Cumhurbaşkanı Erdoğan: Büyük İstanbul Tarihi'nin daha yeni ve iddialı eserlere örnek teşkil etmesini diliyorum
Cumhurbaşkanı Erdoğan, "Türkiye Diyanet Vakfı İslâm Araştırmaları Merkezi ve İBB Kültür A.Ş.'nin işbirliğiyle hazırlanan 10 ciltlik Büyük İstanbul Tarihi’nin daha yeni ve iddialı eserlere örnek teşkil etmesini diliyorum" dedi.
Ansiklopedi, CRR'de düzenlenen programla kamuoyuna tanıtıldı
“Antik Çağdan 21. Yüzyıla Büyük İstanbul Tarihi” isimli 10 ciltlik eser, Cumhurbaşkanı Erdoğan’ın da katılımıyla, CRR’de gerçekleştirilen bir programla kamuoyuna tanıtıldı.

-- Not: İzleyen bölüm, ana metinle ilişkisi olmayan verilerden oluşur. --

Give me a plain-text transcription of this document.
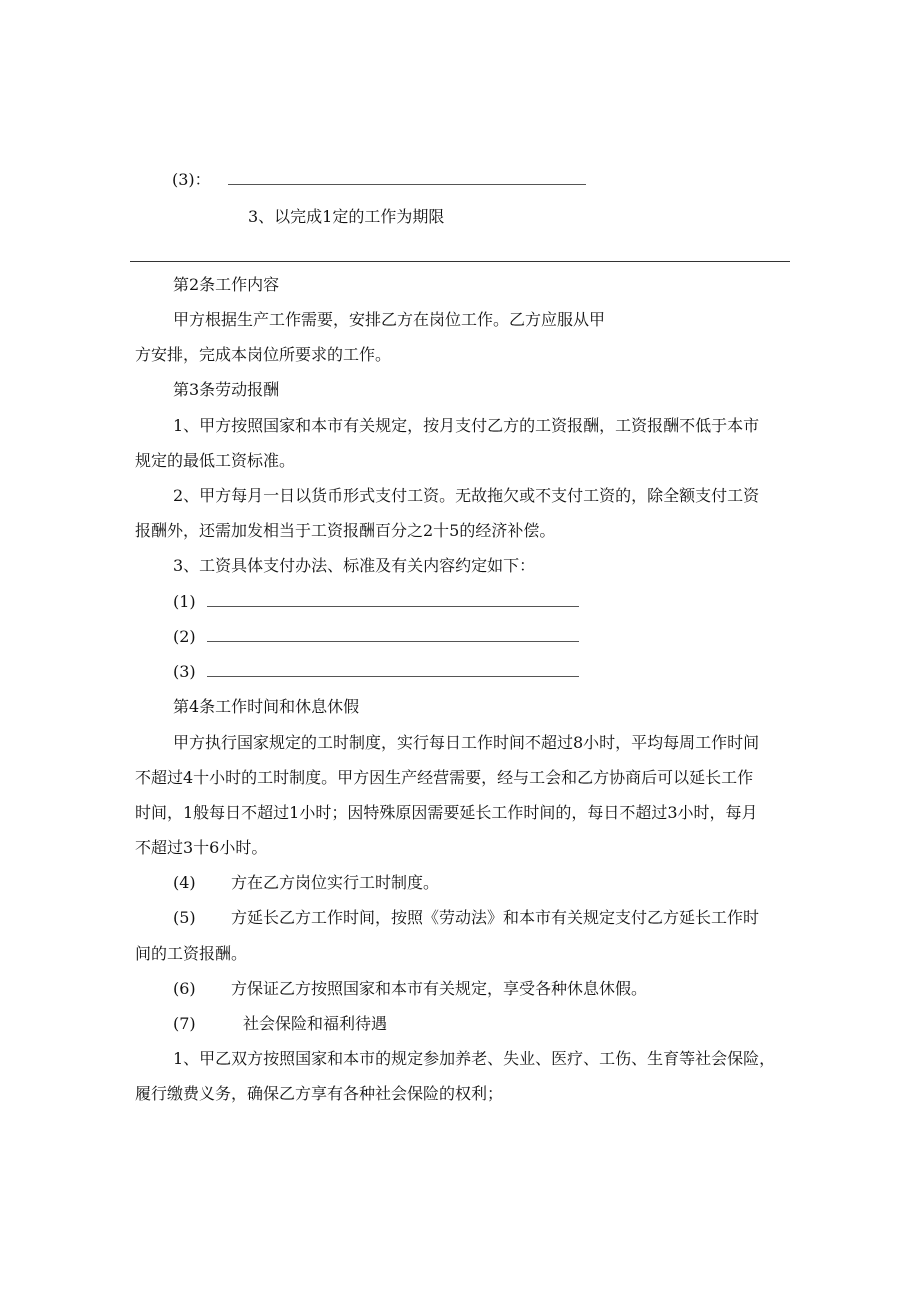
(3)：
3、以完成1定的工作为期限
第2条工作内容
甲方根据生产工作需要，安排乙方在岗位工作。乙方应服从甲
方安排，完成本岗位所要求的工作。
第3条劳动报酬
1、甲方按照国家和本市有关规定，按月支付乙方的工资报酬，工资报酬不低于本市
规定的最低工资标准。
2、甲方每月一日以货币形式支付工资。无故拖欠或不支付工资的，除全额支付工资
报酬外，还需加发相当于工资报酬百分之2十5的经济补偿。
3、工资具体支付办法、标准及有关内容约定如下：
(1)
(2)
(3)
第4条工作时间和休息休假
甲方执行国家规定的工时制度，实行每日工作时间不超过8小时，平均每周工作时间
不超过4十小时的工时制度。甲方因生产经营需要，经与工会和乙方协商后可以延长工作
时间，1般每日不超过1小时；因特殊原因需要延长工作时间的，每日不超过3小时，每月
不超过3十6小时。
(4) 方在乙方岗位实行工时制度。
(5) 方延长乙方工作时间，按照《劳动法》和本市有关规定支付乙方延长工作时
间的工资报酬。
(6) 方保证乙方按照国家和本市有关规定，享受各种休息休假。
(7)	社会保险和福利待遇
1、甲乙双方按照国家和本市的规定参加养老、失业、医疗、工伤、生育等社会保险，
履行缴费义务，确保乙方享有各种社会保险的权利；
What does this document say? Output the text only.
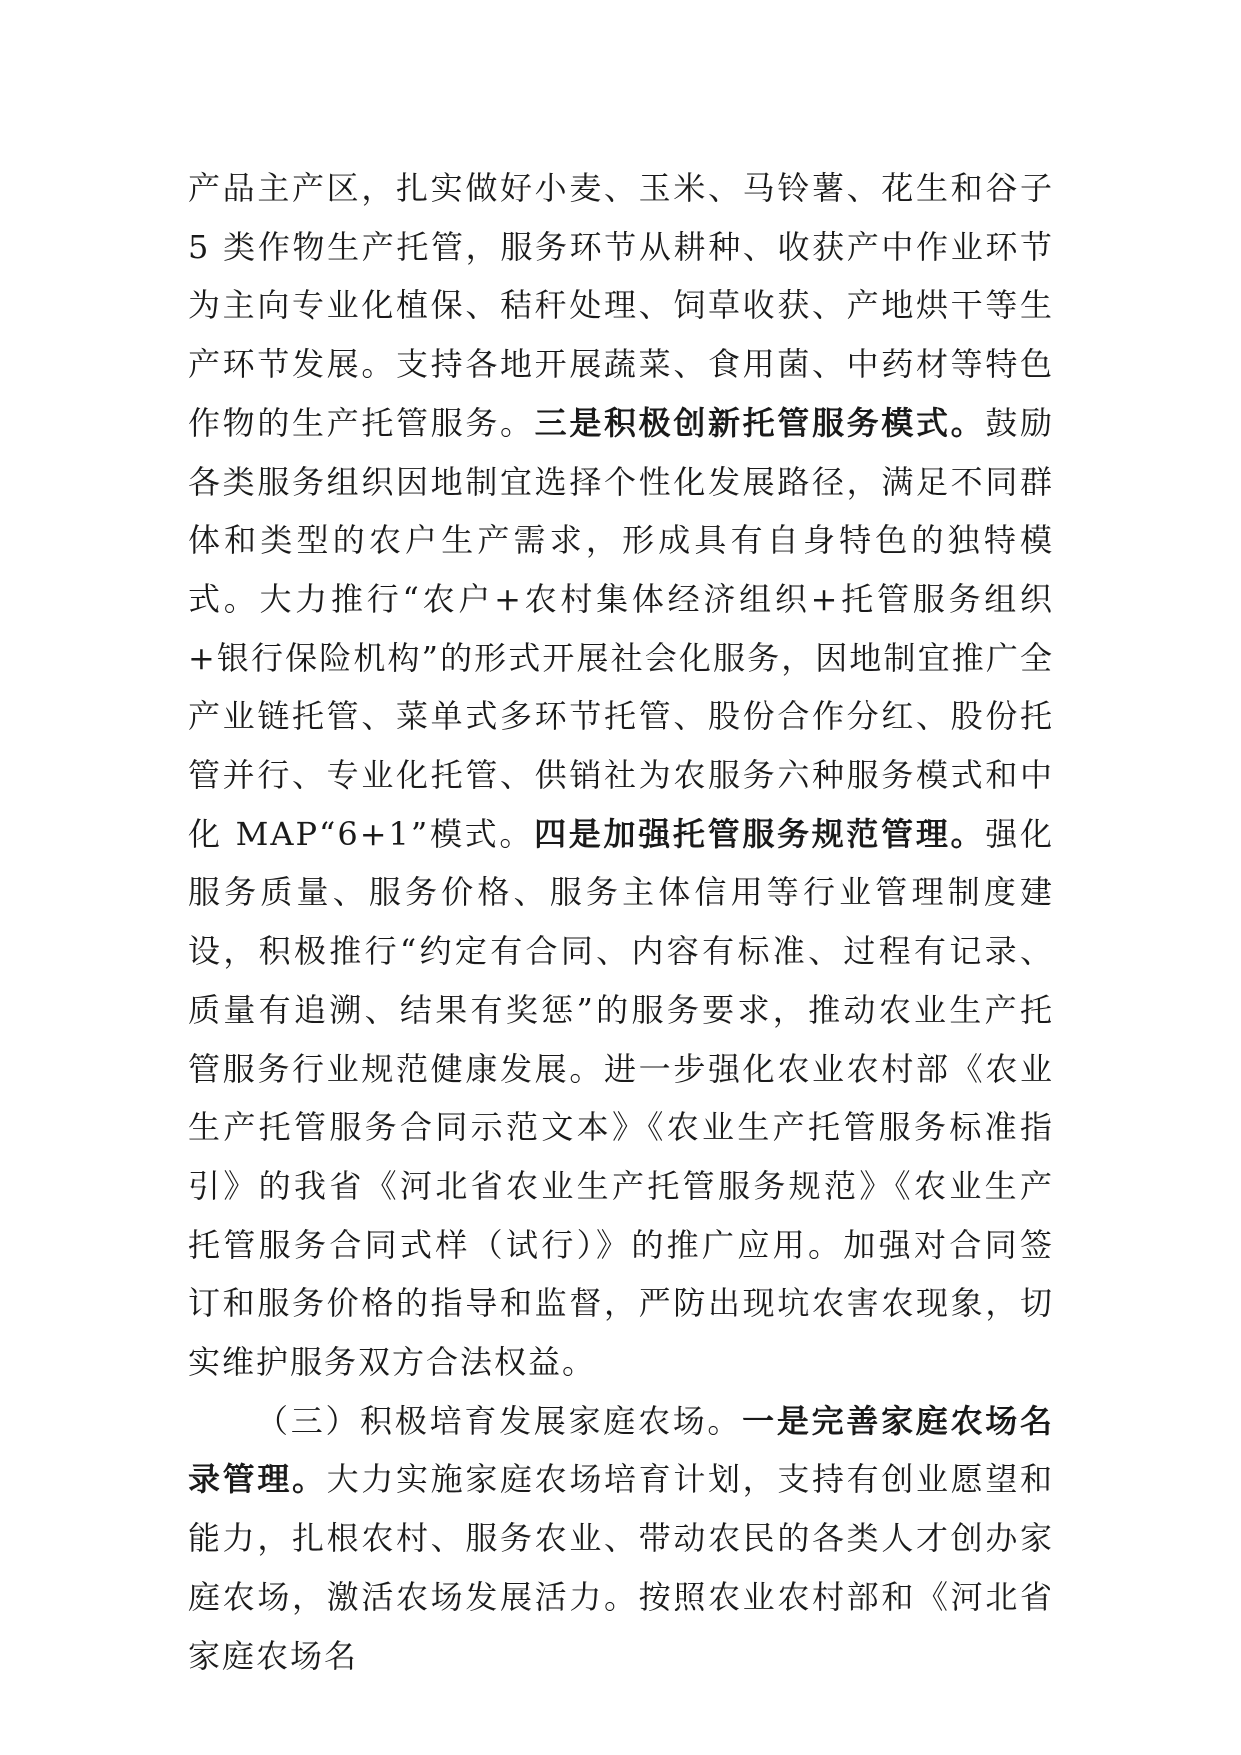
产品主产区，扎实做好小麦、玉米、马铃薯、花生和谷子 5 类作物生产托管，服务环节从耕种、收获产中作业环节为主向专业化植保、秸秆处理、饲草收获、产地烘干等生产环节发展。支持各地开展蔬菜、食用菌、中药材等特色作物的生产托管服务。三是积极创新托管服务模式。鼓励各类服务组织因地制宜选择个性化发展路径，满足不同群体和类型的农户生产需求，形成具有自身特色的独特模式。大力推行“农户+农村集体经济组织+托管服务组织+银行保险机构”的形式开展社会化服务，因地制宜推广全产业链托管、菜单式多环节托管、股份合作分红、股份托管并行、专业化托管、供销社为农服务六种服务模式和中化 MAP“6+1”模式。四是加强托管服务规范管理。强化服务质量、服务价格、服务主体信用等行业管理制度建设，积极推行“约定有合同、内容有标准、过程有记录、质量有追溯、结果有奖惩”的服务要求，推动农业生产托管服务行业规范健康发展。进一步强化农业农村部《农业生产托管服务合同示范文本》《农业生产托管服务标准指引》的我省《河北省农业生产托管服务规范》《农业生产托管服务合同式样（试行）》的推广应用。加强对合同签订和服务价格的指导和监督，严防出现坑农害农现象，切实维护服务双方合法权益。

（三）积极培育发展家庭农场。一是完善家庭农场名录管理。大力实施家庭农场培育计划，支持有创业愿望和能力，扎根农村、服务农业、带动农民的各类人才创办家庭农场，激活农场发展活力。按照农业农村部和《河北省家庭农场名
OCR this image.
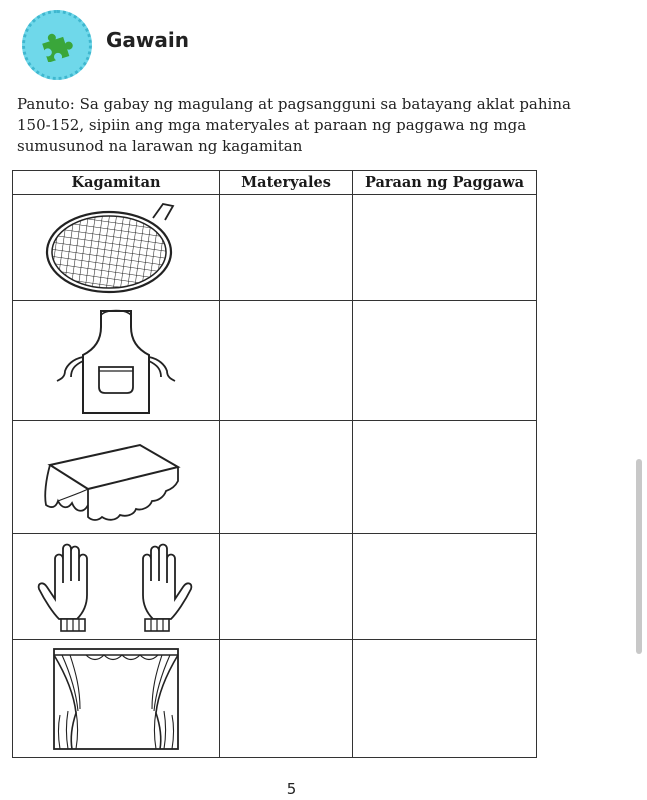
Gawain
Panuto: Sa gabay ng magulang at pagsangguni sa batayang aklat pahina 150-152, sipiin ang mga materyales at paraan ng paggawa ng mga sumusunod na larawan ng kagamitan
Kagamitan	Materyales	Paraan ng Paggawa

5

Kısa adı İSAM olan Türkiye Diyanet Vakfı İslâm Araştırmaları Merkezi ve İstanbul Büyükşehir Belediyesi Kültür A.Ş.’nin işbirliği ile hazırlanan 10 ciltlik eserin tanıtımında konuşan Proje Yöneticisi Prof. Dr. Mehmed Akif Aydın, önce böyle bir şehir tarihi yazımına neden ihtiyaç duyulduğunu açıkladı. Aydın, bu konuda şunları söyledi:
Türkiye'nin kalbi, İstanbul'da atıyor
“Dünyada siyasî, ekonomik, kültürel, stratejik ve hatta dinî bakımdan tarihe damgasını İstanbul kadar vurmuş pek az şehir vardır. (…) Dünya siyasetine yön verenler, uzun yıllar bu şehirden dünyaya yön vermişlerdir. Bu sebepledir ki İstanbul, tarih boyunca büyük güçlerin hep ele geçirmek istedikleri bir şehir olmuştur. Hz. Peygamber’in İstanbul’un fetih müjdesi vermesi üzerine de İslâm orduları, Emevilerden itibaren hep bu hedefe yönelmişler, en sonunda bu fetih, genç sultan 2. Mehmed'e nasib olmuştur. (…) Doğu mabedlerinin en eskisi Ayasofya, halâ bütün görkemiyle bu şehirdedir ve ayaktadır. İslâm mimarîsinin en göz alıcı eserleri, Fatih, Bayezid, Süleymaniye, Şehzade, Sultanahmet Camileri, halâ bu şehrin müminlerine hizmet etmektedir. (…) Doğu Ortodoks kilisesinin en büyüğü Roma Ortodoks Kilisesi, bu şehirdedir.Yine bu şehir, Yavuz Sultan Selim’den itibaren 4 asır, İslâm hilafetine merkez olmuş, dünya Müslümanlığının gözü ve gönlü, hep bu şehre bağlı kalmıştır. (…) Bugün Türkiye’nin sanayi, ticaret, eğitim, kültür ve sanat hayatının kalbi, bu şehirde atıyor.”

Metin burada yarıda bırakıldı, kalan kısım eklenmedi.